Photography and Change

Steve McCurry, a famous photographer whose image of an Afghan girl with brilliant green eyes for National Geographic has become iconic, has been given a great and sad gig—Kodak has handed him the last production roll of Kodachrome to take and shoot.  He’s doing it in grand style, traveling all over the world, with a film crew shooting a documentary about it.

I wanted to be a photographer for National Geographic when I was a teenager.  I knew nothing about how to do that, and for numerous reasons I won’t go into I never found out or took the chance.  I played it safe with a nice steady lab job and didn’t pursue a dream.  Oh well.
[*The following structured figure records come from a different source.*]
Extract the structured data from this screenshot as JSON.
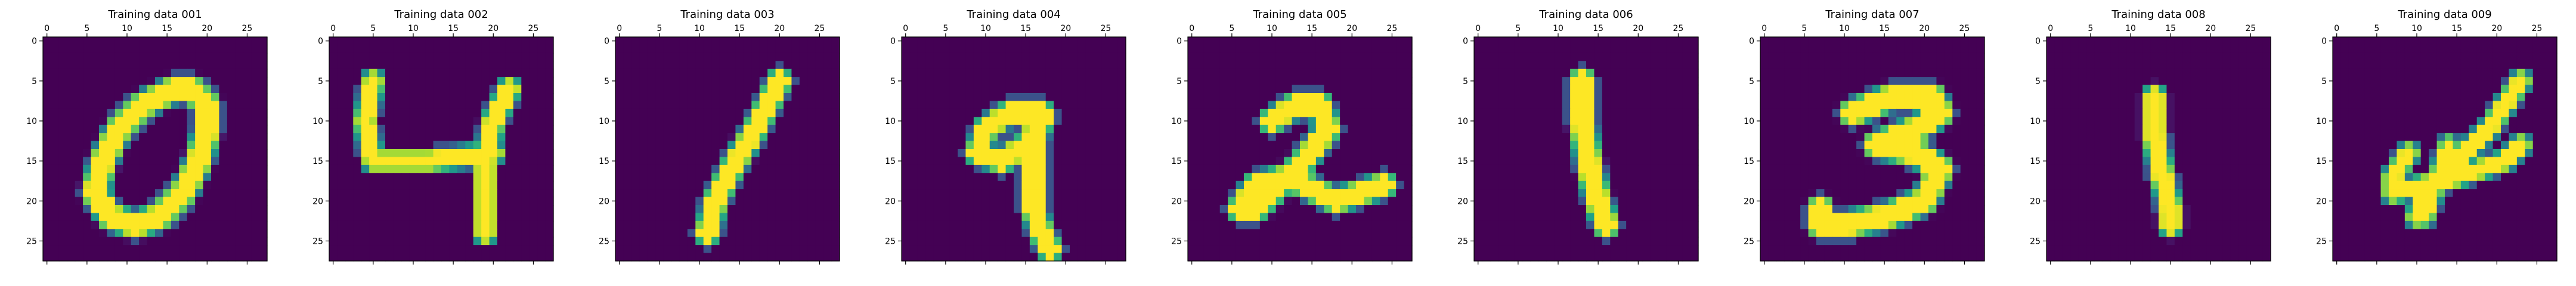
{
  "chart_data": {
    "type": "heatmap",
    "colormap": "viridis",
    "xlim": [
      0,
      27
    ],
    "ylim": [
      27,
      0
    ],
    "xticks": [
      0,
      5,
      10,
      15,
      20,
      25
    ],
    "yticks": [
      0,
      5,
      10,
      15,
      20,
      25
    ],
    "grid": false,
    "panels": [
      {
        "title": "Training data 001",
        "strokes": [
          {
            "points": [
              [
                16,
                6
              ],
              [
                12,
                8
              ],
              [
                9,
                11
              ],
              [
                7,
                15
              ],
              [
                6,
                19
              ],
              [
                8,
                22
              ],
              [
                11,
                23
              ],
              [
                14,
                22
              ],
              [
                17,
                19
              ],
              [
                19,
                15
              ],
              [
                20,
                11
              ],
              [
                20,
                8
              ],
              [
                18,
                6
              ],
              [
                16,
                6
              ]
            ],
            "width": 2.3
          }
        ]
      },
      {
        "title": "Training data 002",
        "strokes": [
          {
            "points": [
              [
                5,
                5
              ],
              [
                4,
                10
              ],
              [
                5,
                15
              ],
              [
                12,
                15
              ],
              [
                20,
                14
              ]
            ],
            "width": 1.7
          },
          {
            "points": [
              [
                22,
                6
              ],
              [
                20,
                10
              ],
              [
                19,
                15
              ],
              [
                19,
                20
              ],
              [
                19,
                24
              ]
            ],
            "width": 1.8
          }
        ]
      },
      {
        "title": "Training data 003",
        "strokes": [
          {
            "points": [
              [
                20,
                5
              ],
              [
                17,
                11
              ],
              [
                14,
                16
              ],
              [
                12,
                20
              ],
              [
                11,
                24
              ]
            ],
            "width": 2.0
          }
        ]
      },
      {
        "title": "Training data 004",
        "strokes": [
          {
            "points": [
              [
                17,
                9
              ],
              [
                13,
                9
              ],
              [
                10,
                11
              ],
              [
                9,
                14
              ],
              [
                12,
                15
              ],
              [
                15,
                13
              ],
              [
                17,
                10
              ]
            ],
            "width": 2.0
          },
          {
            "points": [
              [
                17,
                9
              ],
              [
                16,
                13
              ],
              [
                16,
                17
              ],
              [
                16,
                21
              ],
              [
                17,
                24
              ],
              [
                18,
                26
              ]
            ],
            "width": 2.0
          }
        ]
      },
      {
        "title": "Training data 005",
        "strokes": [
          {
            "points": [
              [
                10,
                10
              ],
              [
                13,
                8
              ],
              [
                16,
                8
              ],
              [
                17,
                11
              ],
              [
                14,
                15
              ],
              [
                11,
                18
              ],
              [
                8,
                21
              ],
              [
                6,
                21
              ],
              [
                8,
                18
              ],
              [
                12,
                17
              ],
              [
                16,
                19
              ],
              [
                18,
                20
              ],
              [
                21,
                19
              ],
              [
                24,
                18
              ]
            ],
            "width": 2.1
          }
        ]
      },
      {
        "title": "Training data 006",
        "strokes": [
          {
            "points": [
              [
                13,
                5
              ],
              [
                13,
                10
              ],
              [
                14,
                16
              ],
              [
                15,
                20
              ],
              [
                16,
                23
              ]
            ],
            "width": 2.2
          }
        ]
      },
      {
        "title": "Training data 007",
        "strokes": [
          {
            "points": [
              [
                11,
                9
              ],
              [
                16,
                7
              ],
              [
                21,
                7
              ],
              [
                22,
                9
              ],
              [
                19,
                11
              ],
              [
                14,
                13
              ],
              [
                19,
                14
              ],
              [
                22,
                16
              ],
              [
                20,
                20
              ],
              [
                15,
                22
              ],
              [
                10,
                23
              ],
              [
                7,
                23
              ],
              [
                7,
                21
              ]
            ],
            "width": 2.3
          }
        ]
      },
      {
        "title": "Training data 008",
        "strokes": [
          {
            "points": [
              [
                13,
                7
              ],
              [
                13,
                12
              ],
              [
                14,
                17
              ],
              [
                15,
                21
              ],
              [
                15,
                23
              ]
            ],
            "width": 1.9
          }
        ]
      },
      {
        "title": "Training data 009",
        "strokes": [
          {
            "points": [
              [
                23,
                5
              ],
              [
                19,
                11
              ],
              [
                14,
                16
              ],
              [
                11,
                19
              ],
              [
                10,
                22
              ]
            ],
            "width": 1.6
          },
          {
            "points": [
              [
                9,
                14
              ],
              [
                7,
                17
              ],
              [
                7,
                19
              ],
              [
                11,
                18
              ],
              [
                15,
                17
              ],
              [
                18,
                16
              ],
              [
                21,
                15
              ],
              [
                23,
                13
              ]
            ],
            "width": 1.6
          },
          {
            "points": [
              [
                14,
                13
              ],
              [
                13,
                16
              ],
              [
                12,
                19
              ],
              [
                11,
                22
              ]
            ],
            "width": 1.4
          }
        ]
      }
    ]
  }
}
But I have nevertheless made some images of which I am very proud.  Here’s one:

cedar-in-canyon-copy.jpg

I just finished Photoshopping this and doing some work on it to make it more what I wanted it to be.  There are reasons for the abandonment of film, yet I feel sad.  Kodachrome had a special look and it was for a long time my favorite film.  The idea that Kodak won’t be making it anymore—or any of its other films—is just too weird to me.  I remember when they purged their paper line.  They once made dozens of types of photographic paper (b & w) in a variety of surfaces and in the mid to late 70s they discontinued 90% of them.  The market was changing, resin coated paper was becoming popular, sales flagged on the harder-to-use fibre papers…

Still, it’s a loss.  I will be very interested to see what Mr. McCurry does with that final roll.  Meantime, like most of the rest of us, I’m learning to do this digitally.

Gotta say, it has possibilities for me that are very seductive.

canyon-swirls-copy.jpg

Both images were shot in New Mexico.